File registry

A file registry keeps track of what files have been processed, returning files that have not been processed yet.

This is true for each file registry:

has a sub block that is annotated as block::sub-block
outputs a list of unprocessed files
only some load blocks can be configured with a file registry

FileRegistry:
  {BlockName}
    Type: {block::sub-block}
    Properties:
      {Prop}: {Prop}

Example:

FileRegistry:
  S3FullScan:
    Type: fileregistry::s3_full_scan
    Properties:
      BasePath: s3://datalake/file-registry/dateset-a
      UpdateAfter: WriteToService
      HiveDatabaseName: file_registry
      HiveTableName: dataset-a

LiftJob:
  TrustedFiles:
    Type: load::batch_parquet
    Properties:
      Path: ${Path}
      FileRegistry: S3Fullscan

  WriteToService:
    Type: write::batch_delta
    Input: TrustedFiles
    Properties:
      Path: s3://path/to/prefix
      Mode: overwrite

AWS S3

The following file registrys can only be used with the AWS S3 service.

fileregistry::delta_diff

Retrieve a dataset with the new rows compared from the last time lifted.

Parameters

BasePath (str) – s3 prefix to where you want the file registry
UpdateAfter (str) – After what lift block should the new files be marked as processed
DefaultStartDate (str) – At what date should the file registry start to search for new files (format %Y-%m-%d %H:%M:%S)
JoinOnFields (list) – Join on these fields to exclude the existing rows in a previous version

Only available for pyspark 3.0 and above!

DeltaDiff:
    Type: fileregistry::delta_diff
    Properties:
        BasePath: s3://datalake/file-registry/dateset-a
        UpdateAfter: WriteToDatabase
        DefaultStartDate: 2019-01-01
        JoinOnFields: [id, timestamp]

fileregistry::s3_date_prefix_scan

Find all new files in S3 based with a date partition format i.e.
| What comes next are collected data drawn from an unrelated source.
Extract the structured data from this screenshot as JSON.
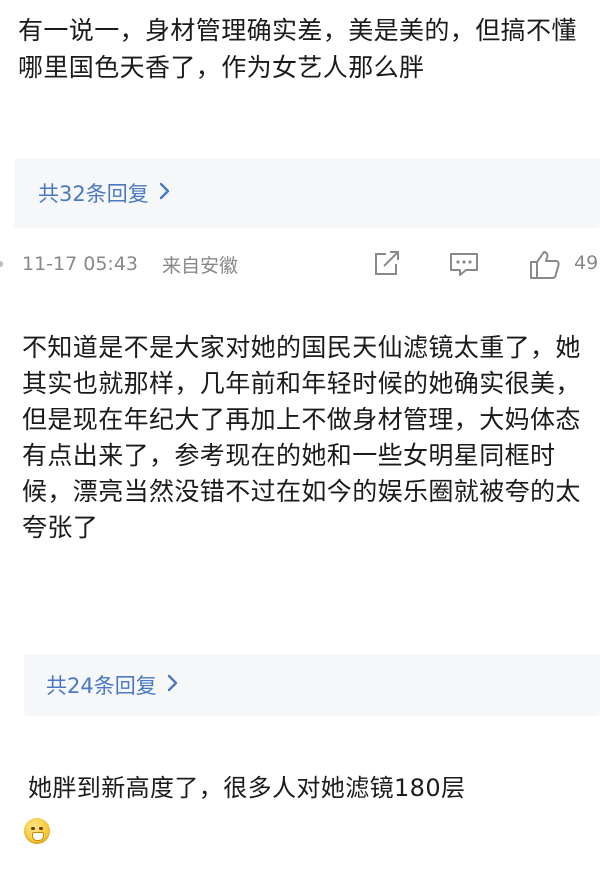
{
  "comments": [
    {
      "text": "有一说一，身材管理确实差，美是美的，但搞不懂哪里国色天香了，作为女艺人那么胖",
      "reply_count_label": "共32条回复",
      "time": "11-17 05:43",
      "location": "来自安徽",
      "like_count": "49"
    },
    {
      "text": "不知道是不是大家对她的国民天仙滤镜太重了，她其实也就那样，几年前和年轻时候的她确实很美，但是现在年纪大了再加上不做身材管理，大妈体态有点出来了，参考现在的她和一些女明星同框时候，漂亮当然没错不过在如今的娱乐圈就被夸的太夸张了",
      "reply_count_label": "共24条回复"
    },
    {
      "text": "她胖到新高度了，很多人对她滤镜180层",
      "emoji": "grimace-emoji"
    }
  ],
  "icons": {
    "chevron": "chevron-right-icon",
    "share": "share-icon",
    "comment": "comment-icon",
    "like": "thumbs-up-icon"
  },
  "colors": {
    "link": "#4a78c2",
    "meta": "#888888",
    "reply_bg": "#f6f7f9"
  }
}
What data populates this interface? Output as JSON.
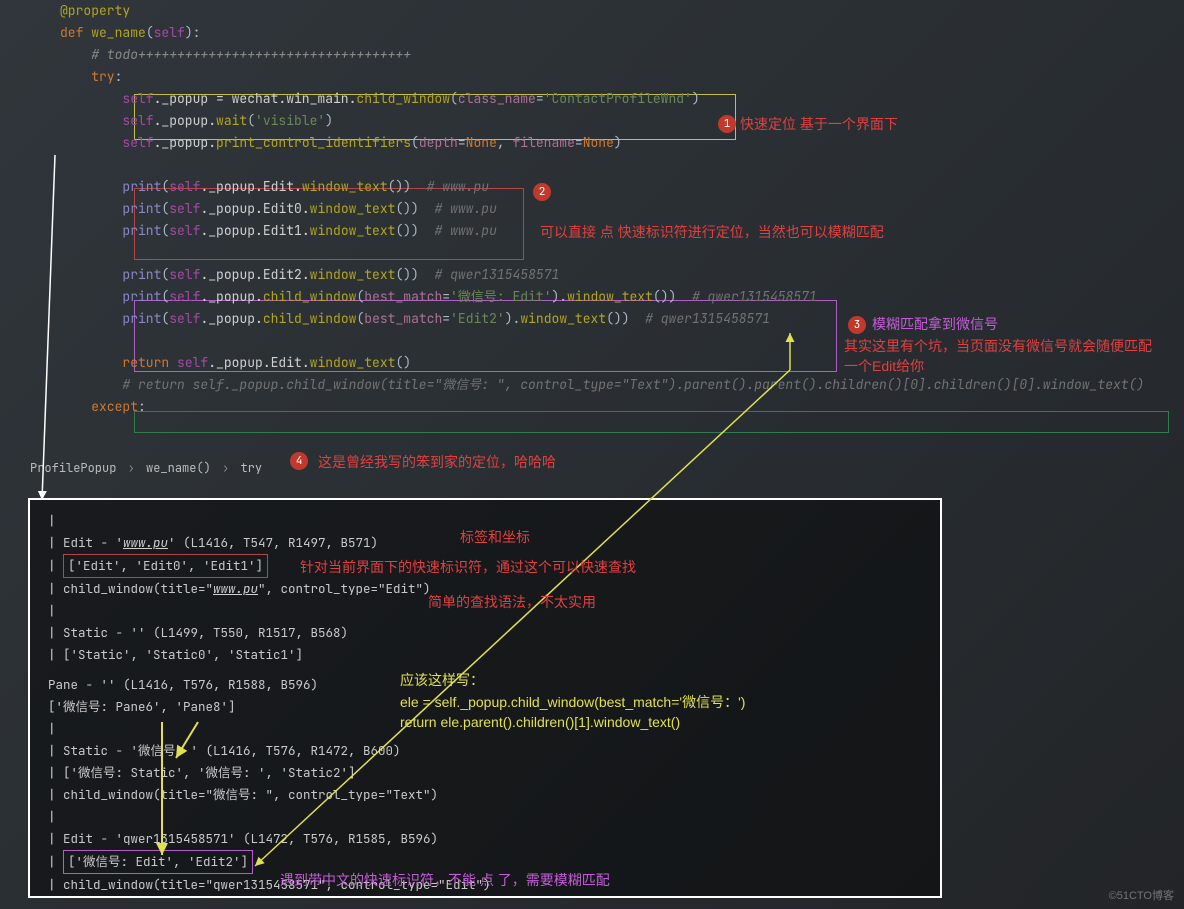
{
  "code": {
    "l1": "@property",
    "l2a": "def",
    "l2b": " we_name",
    "l2c": "(",
    "l2d": "self",
    "l2e": "):",
    "l3": "# todo+++++++++++++++++++++++++++++++++++",
    "l4": "try:",
    "l5": "self._popup = wechat.win_main.child_window(class_name='ContactProfileWnd')",
    "l6": "self._popup.wait('visible')",
    "l7": "self._popup.print_control_identifiers(depth=None, filename=None)",
    "l8": "print(self._popup.Edit.window_text())  # www.pu",
    "l9": "print(self._popup.Edit0.window_text())  # www.pu",
    "l10": "print(self._popup.Edit1.window_text())  # www.pu",
    "l11": "print(self._popup.Edit2.window_text())  # qwer1315458571",
    "l12": "print(self._popup.child_window(best_match='微信号: Edit').window_text())  # qwer1315458571",
    "l13": "print(self._popup.child_window(best_match='Edit2').window_text())  # qwer1315458571",
    "l14": "return self._popup.Edit.window_text()",
    "l15": "# return self._popup.child_window(title=\"微信号: \", control_type=\"Text\").parent().parent().children()[0].children()[0].window_text()",
    "l16": "except:"
  },
  "annos": {
    "a1": "快速定位 基于一个界面下",
    "a2": "可以直接 点 快速标识符进行定位，当然也可以模糊匹配",
    "a3a": "模糊匹配拿到微信号",
    "a3b": "其实这里有个坑，当页面没有微信号就会随便匹配一个Edit给你",
    "a4": "这是曾经我写的笨到家的定位，哈哈哈",
    "c_label": "标签和坐标",
    "c_fast": "针对当前界面下的快速标识符，通过这个可以快速查找",
    "c_simple": "简单的查找语法，不太实用",
    "y1": "应该这样写：",
    "y2": "ele = self._popup.child_window(best_match='微信号：')",
    "y3": "return ele.parent().children()[1].window_text()",
    "c_cn": "遇到带中文的快速标识符，不能 点 了，需要模糊匹配"
  },
  "breadcrumbs": {
    "a": "ProfilePopup",
    "b": "we_name()",
    "c": "try"
  },
  "console": {
    "r1": "   |",
    "r2a": "   | Edit - '",
    "r2b": "www.pu",
    "r2c": "'    (L1416, T547, R1497, B571)",
    "r3": "['Edit', 'Edit0', 'Edit1']",
    "r4a": "   | child_window(title=\"",
    "r4b": "www.pu",
    "r4c": "\", control_type=\"Edit\")",
    "r5": "   |",
    "r6": "   | Static - ''    (L1499, T550, R1517, B568)",
    "r7": "   | ['Static', 'Static0', 'Static1']",
    "r8": "Pane - ''    (L1416, T576, R1588, B596)",
    "r9": "['微信号: Pane6', 'Pane8']",
    "r10": "   |",
    "r11": "   | Static - '微信号: '    (L1416, T576, R1472, B600)",
    "r12": "   | ['微信号: Static', '微信号: ', 'Static2']",
    "r13": "   | child_window(title=\"微信号: \", control_type=\"Text\")",
    "r14": "   |",
    "r15": "   | Edit - 'qwer1315458571'    (L1472, T576, R1585, B596)",
    "r16": "['微信号: Edit', 'Edit2']",
    "r17": "   | child_window(title=\"qwer1315458571\", control_type=\"Edit\")"
  },
  "badges": {
    "b1": "1",
    "b2": "2",
    "b3": "3",
    "b4": "4"
  },
  "watermark": "©51CTO博客"
}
YYYY/MM/DD

With the parameter PartitionFormat you can specify multiple different date formats that will be used to scan an S3 prefix.

Take the following example, you can have files stored in the following way on S3 YYYY/MM/DD/HH. If we give the PartitionFormat parameter the value %Y/%m, we use python strftime codes, then it will scan files on a monthly basis. Set it to %Y/%m/%d/%H and it will scan files on a hourly basis instead.

Parameters

BasePath (str) – s3 prefix to where you want the file registry
UpdateAfter (str) – After what lift block should the new files be marked as processed
DefaultStartDate (str) – At what date should the file registry start to search for new files
PartitionFormat (str) – Describe how are the files partitioned and how the file registry will search for new files.
HiveDatabaseName (str) – The hive database name for the file registry
HiveTableName (str) – The hive table name for the file registry

S3DatePrefixScan:
    Type: fileregistry::s3_date_prefix_scan
    Properties:
        BasePath: s3://datalake/file-registry
        UpdateAfter: WriteToDatabase
        DefaultStartDate: 2019-01-01
        PartitionFormat: %Y/%m/d
        HiveDatabaseName: file_registry
        HiveTableName: dataset-a

fileregistry::s3_full_scan

Do a full scan for new files under a prefix in s3

Parameters

BasePath (str) – s3 prefix to where you want the file registry
UpdateAfter (str) – After what lift block should the new files be marked as processed
HiveDatabaseName (str) – The hive database name for the file registry
HiveTableName (str) – The hive table name for the file registry

S3FullScan:
    Type: fileregistry::s3_full_scan
    Properties:
        BasePath: s3://datalake/file-registry/dateset-a
        UpdateAfter: WriteToDatabase
        HiveDatabaseName: file_registry
        HiveTableName: dataset-a